You’re trying to kill time but gently. You’re slaughtering time with pillows and soft blankets. You’re sacrificing hours on the altar of oblivion. Anyway, what IS time? What ARE days? The only way I can mark time these days is by counting the new gray hairs growing in around my temples. And I’ve lost count.

The children are sleeping differently, too. They are vampires, basically. The tweens and teens in this household stay up until 1am chatting with their friends on FaceTime and playing online games and then they sleep until 12pm. They’ve really got a good system going. They erase half the day in slumber and then maximize social time in the evening. I wish I could stay up late, too, but I’m old and talking on the phone past 7pm feels like work.

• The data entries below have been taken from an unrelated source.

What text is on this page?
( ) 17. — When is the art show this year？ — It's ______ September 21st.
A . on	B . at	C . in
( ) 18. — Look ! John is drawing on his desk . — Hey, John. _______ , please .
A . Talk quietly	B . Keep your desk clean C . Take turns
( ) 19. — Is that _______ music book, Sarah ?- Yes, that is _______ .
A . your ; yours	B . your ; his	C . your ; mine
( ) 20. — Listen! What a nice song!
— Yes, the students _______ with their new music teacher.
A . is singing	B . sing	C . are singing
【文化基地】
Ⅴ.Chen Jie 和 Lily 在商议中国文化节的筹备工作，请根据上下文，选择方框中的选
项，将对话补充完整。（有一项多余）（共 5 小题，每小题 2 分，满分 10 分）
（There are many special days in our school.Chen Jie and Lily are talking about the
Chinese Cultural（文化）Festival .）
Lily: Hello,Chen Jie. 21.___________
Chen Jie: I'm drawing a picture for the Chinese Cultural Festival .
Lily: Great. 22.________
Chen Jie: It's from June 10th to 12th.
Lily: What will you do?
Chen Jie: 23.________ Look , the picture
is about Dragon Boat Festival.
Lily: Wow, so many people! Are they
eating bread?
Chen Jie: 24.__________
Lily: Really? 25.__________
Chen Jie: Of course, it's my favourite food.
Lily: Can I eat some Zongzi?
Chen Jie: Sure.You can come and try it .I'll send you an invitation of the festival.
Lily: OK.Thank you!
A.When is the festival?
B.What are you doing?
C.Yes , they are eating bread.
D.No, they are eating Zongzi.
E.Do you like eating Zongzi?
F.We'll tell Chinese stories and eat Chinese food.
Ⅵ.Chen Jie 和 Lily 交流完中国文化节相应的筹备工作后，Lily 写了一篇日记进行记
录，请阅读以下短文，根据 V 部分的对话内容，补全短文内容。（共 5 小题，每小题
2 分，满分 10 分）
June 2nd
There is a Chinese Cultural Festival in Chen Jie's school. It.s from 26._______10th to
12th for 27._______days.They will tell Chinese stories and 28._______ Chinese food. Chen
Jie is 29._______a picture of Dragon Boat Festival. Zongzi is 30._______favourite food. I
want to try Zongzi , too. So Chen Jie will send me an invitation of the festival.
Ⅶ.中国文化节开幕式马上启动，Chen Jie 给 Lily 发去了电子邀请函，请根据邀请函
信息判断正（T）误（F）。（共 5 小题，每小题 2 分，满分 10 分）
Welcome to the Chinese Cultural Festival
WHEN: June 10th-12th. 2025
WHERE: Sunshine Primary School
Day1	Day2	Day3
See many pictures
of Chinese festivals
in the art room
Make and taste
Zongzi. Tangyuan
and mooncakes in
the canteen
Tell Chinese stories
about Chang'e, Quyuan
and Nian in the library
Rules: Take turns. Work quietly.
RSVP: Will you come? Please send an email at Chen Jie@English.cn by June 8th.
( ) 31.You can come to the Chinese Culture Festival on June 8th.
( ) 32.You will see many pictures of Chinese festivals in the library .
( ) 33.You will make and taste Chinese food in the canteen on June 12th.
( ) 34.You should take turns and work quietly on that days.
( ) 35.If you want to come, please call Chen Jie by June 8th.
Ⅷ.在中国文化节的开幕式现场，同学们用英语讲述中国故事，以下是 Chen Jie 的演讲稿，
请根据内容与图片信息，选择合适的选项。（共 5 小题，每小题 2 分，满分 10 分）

By 7pm I’m already well into my bedtime routine: brushing teeth and hair, changing into pajamas, fluffing pillows. By 7:45 I’m starting to doze while watching the BBC’s “Escape to The Country.” I also like watching Rick Steves before bed. Nothing bad or scary happens on these shows. It’s basically people walking around looking at things and then maybe having a cup of tea.

Even when this pandemic is over I don’t think I’ll travel because I will have already have seen everything. By 8pm my light is off and I’m creating my sleep nest. Yes, I have a bedtime nesting routine. Essentially, it’s a ritual of fluffing and arranging pillows. I require three pillows arranged in a specific layout. One for my head, one to hold and one to prop up my hand.

And then, it is sweet, beautiful nothingness. Ah, yes. SLEEP, my friends. This how you get through quarantine.